A lot of trainees arrive into professional exams with study habits that served them well at university. Reading. Highlighting. Rewriting notes. Attending lectures. Putting in long hours close to the exam.
But professional exams require a different level of performance.
They demand application, judgement, prioritisation, time discipline, active recall, question practice and the ability to stay clear under pressure. A trainee can be working very hard and still be preparing in a way that does not convert into marks.
That distinction matters.
If a firm assumes the problem is effort, the response will usually be more pressure. More reminders. More concern from managers. More conversations about commitment.
But if the real issue is strategy, confidence or pressure, more pressure will not solve it. In many cases, it makes the problem worse.
This is where L&D has a significant opportunity.
Technical tuition is only one part of exam readiness. Trainees also need to know how to study efficiently while working full-time, how to use past papers properly, how to manage study leave, how to recover from poor mock results, how to regulate stress and how to build confidence through preparation rather than panic.
Those skills cannot be left to chance.
The role of the firm is not to remove responsibility from the trainee. Standards still matter. Personal accountability still matters. But firms also need to create the conditions where capable people can meet those standards sustainably.

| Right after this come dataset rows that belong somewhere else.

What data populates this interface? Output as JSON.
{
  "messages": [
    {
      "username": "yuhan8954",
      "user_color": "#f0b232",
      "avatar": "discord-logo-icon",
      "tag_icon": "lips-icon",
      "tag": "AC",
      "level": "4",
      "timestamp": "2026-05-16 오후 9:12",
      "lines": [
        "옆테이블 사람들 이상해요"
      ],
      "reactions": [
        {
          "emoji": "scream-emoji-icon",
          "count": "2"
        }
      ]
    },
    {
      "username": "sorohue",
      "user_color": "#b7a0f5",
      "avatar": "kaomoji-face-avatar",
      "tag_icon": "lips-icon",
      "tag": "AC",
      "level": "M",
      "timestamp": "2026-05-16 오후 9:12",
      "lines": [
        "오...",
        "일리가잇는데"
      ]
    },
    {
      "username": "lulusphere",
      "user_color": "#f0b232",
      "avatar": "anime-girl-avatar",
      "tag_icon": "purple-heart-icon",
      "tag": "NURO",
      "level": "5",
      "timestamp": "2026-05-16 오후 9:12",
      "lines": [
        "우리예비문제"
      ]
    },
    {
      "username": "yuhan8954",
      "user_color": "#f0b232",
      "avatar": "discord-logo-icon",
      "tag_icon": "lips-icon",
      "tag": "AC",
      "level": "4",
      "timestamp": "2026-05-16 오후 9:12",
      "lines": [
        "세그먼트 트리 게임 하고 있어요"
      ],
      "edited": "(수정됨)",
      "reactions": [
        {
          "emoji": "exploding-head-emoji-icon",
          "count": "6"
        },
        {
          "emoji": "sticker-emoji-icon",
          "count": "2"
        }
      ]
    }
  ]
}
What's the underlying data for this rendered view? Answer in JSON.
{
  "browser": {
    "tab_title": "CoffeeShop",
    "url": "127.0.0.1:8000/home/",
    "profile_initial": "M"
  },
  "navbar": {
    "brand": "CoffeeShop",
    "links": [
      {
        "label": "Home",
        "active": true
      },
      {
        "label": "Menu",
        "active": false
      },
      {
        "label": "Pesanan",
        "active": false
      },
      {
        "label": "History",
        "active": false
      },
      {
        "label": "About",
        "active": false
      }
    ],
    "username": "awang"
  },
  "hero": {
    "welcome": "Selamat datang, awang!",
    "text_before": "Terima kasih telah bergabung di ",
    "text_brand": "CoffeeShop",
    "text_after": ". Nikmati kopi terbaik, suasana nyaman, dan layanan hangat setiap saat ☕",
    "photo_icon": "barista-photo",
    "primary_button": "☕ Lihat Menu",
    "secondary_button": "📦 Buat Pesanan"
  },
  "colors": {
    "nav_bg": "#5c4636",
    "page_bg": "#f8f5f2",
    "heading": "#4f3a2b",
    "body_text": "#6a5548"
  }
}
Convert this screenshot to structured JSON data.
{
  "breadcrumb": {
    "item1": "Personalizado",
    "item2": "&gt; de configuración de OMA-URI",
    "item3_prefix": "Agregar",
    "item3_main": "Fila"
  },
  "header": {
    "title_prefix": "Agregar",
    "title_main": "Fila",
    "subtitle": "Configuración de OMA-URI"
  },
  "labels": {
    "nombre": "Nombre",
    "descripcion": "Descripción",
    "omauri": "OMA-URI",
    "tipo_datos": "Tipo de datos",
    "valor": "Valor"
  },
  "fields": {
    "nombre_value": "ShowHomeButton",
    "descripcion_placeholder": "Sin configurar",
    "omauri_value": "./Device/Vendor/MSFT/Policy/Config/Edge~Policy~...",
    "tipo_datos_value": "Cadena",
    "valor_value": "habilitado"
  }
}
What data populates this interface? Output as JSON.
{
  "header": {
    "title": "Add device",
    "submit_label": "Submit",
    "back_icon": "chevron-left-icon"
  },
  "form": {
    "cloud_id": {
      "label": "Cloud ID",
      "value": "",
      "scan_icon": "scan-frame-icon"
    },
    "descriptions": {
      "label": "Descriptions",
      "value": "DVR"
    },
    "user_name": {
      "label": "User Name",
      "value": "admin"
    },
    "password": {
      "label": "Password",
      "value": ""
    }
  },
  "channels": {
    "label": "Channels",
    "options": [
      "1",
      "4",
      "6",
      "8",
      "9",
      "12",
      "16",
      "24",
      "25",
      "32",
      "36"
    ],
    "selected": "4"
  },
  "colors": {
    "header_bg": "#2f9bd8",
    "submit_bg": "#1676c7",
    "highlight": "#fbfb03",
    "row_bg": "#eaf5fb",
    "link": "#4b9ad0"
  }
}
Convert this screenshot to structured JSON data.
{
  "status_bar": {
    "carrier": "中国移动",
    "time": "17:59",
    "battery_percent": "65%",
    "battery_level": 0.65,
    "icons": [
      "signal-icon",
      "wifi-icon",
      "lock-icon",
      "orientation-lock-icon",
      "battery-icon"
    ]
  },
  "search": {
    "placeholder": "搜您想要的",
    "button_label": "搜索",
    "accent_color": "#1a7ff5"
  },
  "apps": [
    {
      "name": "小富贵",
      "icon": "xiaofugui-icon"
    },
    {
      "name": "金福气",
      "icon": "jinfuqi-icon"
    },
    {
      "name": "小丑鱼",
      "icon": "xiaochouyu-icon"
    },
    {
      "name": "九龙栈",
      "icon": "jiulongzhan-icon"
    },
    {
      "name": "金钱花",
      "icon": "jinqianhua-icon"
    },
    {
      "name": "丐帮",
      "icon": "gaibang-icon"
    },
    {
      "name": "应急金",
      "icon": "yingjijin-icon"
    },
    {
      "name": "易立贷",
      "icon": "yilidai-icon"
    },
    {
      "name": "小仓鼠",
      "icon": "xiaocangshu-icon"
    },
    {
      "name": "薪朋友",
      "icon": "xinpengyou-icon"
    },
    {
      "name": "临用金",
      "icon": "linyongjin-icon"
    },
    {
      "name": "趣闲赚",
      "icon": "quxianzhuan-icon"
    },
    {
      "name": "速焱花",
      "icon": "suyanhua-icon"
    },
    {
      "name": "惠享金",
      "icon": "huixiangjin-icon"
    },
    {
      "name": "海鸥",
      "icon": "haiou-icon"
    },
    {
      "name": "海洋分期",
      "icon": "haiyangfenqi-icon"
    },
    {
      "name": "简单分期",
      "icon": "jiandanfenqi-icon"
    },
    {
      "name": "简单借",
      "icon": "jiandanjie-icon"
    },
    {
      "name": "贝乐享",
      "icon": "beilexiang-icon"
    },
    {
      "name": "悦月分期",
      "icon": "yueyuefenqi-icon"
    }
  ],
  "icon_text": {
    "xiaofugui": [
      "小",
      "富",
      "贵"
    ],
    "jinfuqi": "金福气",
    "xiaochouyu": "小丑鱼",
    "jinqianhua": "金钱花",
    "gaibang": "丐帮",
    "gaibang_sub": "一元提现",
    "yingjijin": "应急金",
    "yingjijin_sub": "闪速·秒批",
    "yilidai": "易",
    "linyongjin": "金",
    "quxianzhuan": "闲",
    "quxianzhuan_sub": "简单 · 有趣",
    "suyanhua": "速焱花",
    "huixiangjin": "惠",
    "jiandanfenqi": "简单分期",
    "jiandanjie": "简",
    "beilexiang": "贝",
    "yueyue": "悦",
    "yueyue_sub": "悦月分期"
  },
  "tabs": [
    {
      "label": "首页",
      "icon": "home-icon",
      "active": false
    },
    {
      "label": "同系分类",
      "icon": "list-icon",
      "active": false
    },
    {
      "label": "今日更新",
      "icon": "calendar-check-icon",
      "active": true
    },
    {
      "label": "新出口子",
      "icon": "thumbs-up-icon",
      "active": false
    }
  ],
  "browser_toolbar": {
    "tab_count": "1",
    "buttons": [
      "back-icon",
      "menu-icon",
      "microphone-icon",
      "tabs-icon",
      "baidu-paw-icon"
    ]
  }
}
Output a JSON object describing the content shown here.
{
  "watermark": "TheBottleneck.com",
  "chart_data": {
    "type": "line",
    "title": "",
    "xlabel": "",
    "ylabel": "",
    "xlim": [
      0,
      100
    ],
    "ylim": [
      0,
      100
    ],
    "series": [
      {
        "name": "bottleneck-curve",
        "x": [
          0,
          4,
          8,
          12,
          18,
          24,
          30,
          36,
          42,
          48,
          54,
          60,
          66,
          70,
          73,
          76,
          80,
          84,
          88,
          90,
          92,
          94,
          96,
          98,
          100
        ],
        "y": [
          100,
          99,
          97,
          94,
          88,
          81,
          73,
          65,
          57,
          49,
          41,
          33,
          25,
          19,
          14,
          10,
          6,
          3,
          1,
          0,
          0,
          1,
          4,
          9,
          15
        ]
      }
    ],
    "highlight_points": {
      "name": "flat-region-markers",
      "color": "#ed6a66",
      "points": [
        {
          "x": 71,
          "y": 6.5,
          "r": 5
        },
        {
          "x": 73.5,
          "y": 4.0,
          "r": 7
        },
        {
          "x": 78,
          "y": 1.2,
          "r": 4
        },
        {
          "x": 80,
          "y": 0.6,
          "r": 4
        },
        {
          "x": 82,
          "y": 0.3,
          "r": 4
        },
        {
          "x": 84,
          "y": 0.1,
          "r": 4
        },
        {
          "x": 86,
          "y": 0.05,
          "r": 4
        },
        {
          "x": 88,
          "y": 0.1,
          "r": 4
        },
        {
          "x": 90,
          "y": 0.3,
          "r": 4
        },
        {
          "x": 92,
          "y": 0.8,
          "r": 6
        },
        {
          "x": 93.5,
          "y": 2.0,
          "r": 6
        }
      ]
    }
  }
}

That means looking beyond study leave.
Study leave is important, but it is not a complete exam strategy. It will not compensate for months of ineffective preparation. It will not undo chronic overwhelm. It will not help a trainee who is afraid to admit they are behind. And it will not equip managers who want to support their people but are unsure how to do it without micromanaging.
An exam-focused culture is more intentional than that.
It has clear expectations. It supports managers. It creates space for honest conversations before issues become crises. It recognises stress early. It encourages smart preparation, not performative busyness. It treats exam success as part of the firm’s talent pipeline, not a private struggle carried by each trainee.
For managing partners, this is a commercial conversation.
Exam failure has a cost. Not just the visible cost of resits, revision courses and study leave, but the hidden cost of reduced productivity, disrupted resourcing, lower morale, increased pressure on managers and the potential loss of trainees the firm has already invested in.
For L&D leaders, it is a development conversation.
The question is no longer simply, “What technical training do trainees need?”
It is:
“What support helps trainees turn capability into performance?”
That is where firms can make a real difference.
Because bright trainees do not usually fail because they lack potential.
They struggle when potential is not matched with the right structure, strategy, support and environment.
The firms that understand this will have an advantage. They will stop treating exam results as something that happens outside the business and start treating them as an important indicator of how well their talent systems are working.
The real issue is not whether trainees are working hard enough.
The real issue is whether the firm has built a culture where hard work becomes effective preparation, and effective preparation becomes exam performance.
That is why exam results belong on every firm’s talent agenda.